94Senior counsel for Mr Rodger did not appear on the hearing before the primary judge and accordingly was not able to inform the Court of his own knowledge as to whether oral submissions had been made raising the issues of acquiescence and election. His instructions from counsel who appeared at trial were that those issues had been raised. This was disputed by counsel for Mr De Gelder and no evidence was adduced to assist in the resolution of that issue. Unless the written submissions of the parties disclose that a point was clearly raised in the Court below, then, if the parties require the Court to adjudicate such a dispute, it is necessary for one or both to adduce evidence of what occurred at trial.
95In this case, senior counsel for Mr Rodger relied upon the supplementary written submissions provided to his Honour as sufficiently raising the issue he now seeks to argue. Those submissions were, relevantly, in the following terms:
"15. [Mr De Gelder] did not file any summons for relief in respect to the determination of the Proper Officer as threatened, but permitted the assessment to proceed. It was only when the further assessment performed by Assessor Best found [Mr De Gelde r's ] whole person impairment was not greater than 10% that proceedings were commenced seeking to challenge the original determination of the Proper Officer. There has been no challenge to the actual assessment performed by Assessor Best. (emphasis as in original written submission)
16. [Mr Rodger] contends that the Court will take these matters into account when considering whether the discretion should be exercised to grant relief. [Mr De Gelder] in submissions has highlighted the obligation to consider the objects of the Act including providing compensation for compensable injuries and encouraging 'the early resolution of compensation claims' (section 5 of the Act).
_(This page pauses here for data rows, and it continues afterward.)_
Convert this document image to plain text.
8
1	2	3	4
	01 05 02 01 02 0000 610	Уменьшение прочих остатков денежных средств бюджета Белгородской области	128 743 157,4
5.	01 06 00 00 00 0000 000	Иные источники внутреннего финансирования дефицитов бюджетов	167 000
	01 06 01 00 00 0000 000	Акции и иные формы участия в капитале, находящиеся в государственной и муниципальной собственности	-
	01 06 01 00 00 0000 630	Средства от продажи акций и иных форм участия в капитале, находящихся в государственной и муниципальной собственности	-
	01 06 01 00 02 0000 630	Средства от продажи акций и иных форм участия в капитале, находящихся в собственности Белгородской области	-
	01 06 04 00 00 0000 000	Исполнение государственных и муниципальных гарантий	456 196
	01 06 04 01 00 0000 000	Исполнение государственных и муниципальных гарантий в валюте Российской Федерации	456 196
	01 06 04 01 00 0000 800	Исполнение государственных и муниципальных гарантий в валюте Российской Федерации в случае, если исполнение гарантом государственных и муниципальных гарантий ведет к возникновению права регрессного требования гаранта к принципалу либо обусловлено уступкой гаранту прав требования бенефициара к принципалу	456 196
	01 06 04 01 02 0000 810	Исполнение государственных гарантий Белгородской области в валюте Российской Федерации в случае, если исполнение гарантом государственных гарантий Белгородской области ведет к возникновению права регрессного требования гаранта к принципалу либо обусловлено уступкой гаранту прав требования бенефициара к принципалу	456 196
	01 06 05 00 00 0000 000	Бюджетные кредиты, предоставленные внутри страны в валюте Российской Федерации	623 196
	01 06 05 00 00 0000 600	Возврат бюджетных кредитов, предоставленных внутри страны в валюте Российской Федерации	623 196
17. [Mr Rodger] contends that [Mr De Gelder's] conduct in permitting the further assessment to proceed despite the intention to challenge the Proper Officer's determination by way of judicial review is inconsistent with the objects of the Act including ' the early resolution of claims' . In the event [Mr De Gelder] truly believed the Proper Officer had committed jurisdictional error, proceedings for the relief of the type now sought should have been commenced prior to the assessment taking place as foreshadowed in correspondence with [the Authority]. [Mr Rodger] contends that the failure to do so ought to be taken into account by the Court in considering whether to exercise its discretion in favour of [Mr De Gelder]."
96In my opinion, these submissions do not raise the questions of acquiescence and election in the manner in which they are now sought to be argued. Rather, they are directed to the statutory mandate for the early resolution of claims, which was correctly understood by his Honour to be a submission in relation to delay. In the normal course, I would not have allowed the questions of acquiescence and election as argued by senior counsel for Mr Rodger to be raised on the appeal. However, as I have fully dealt with those questions, I reject Mr Rodger's challenge to his Honour's exercise of discretion on the basis that even had they been raised at trial, they would have been decided adversely to Mr Rodger.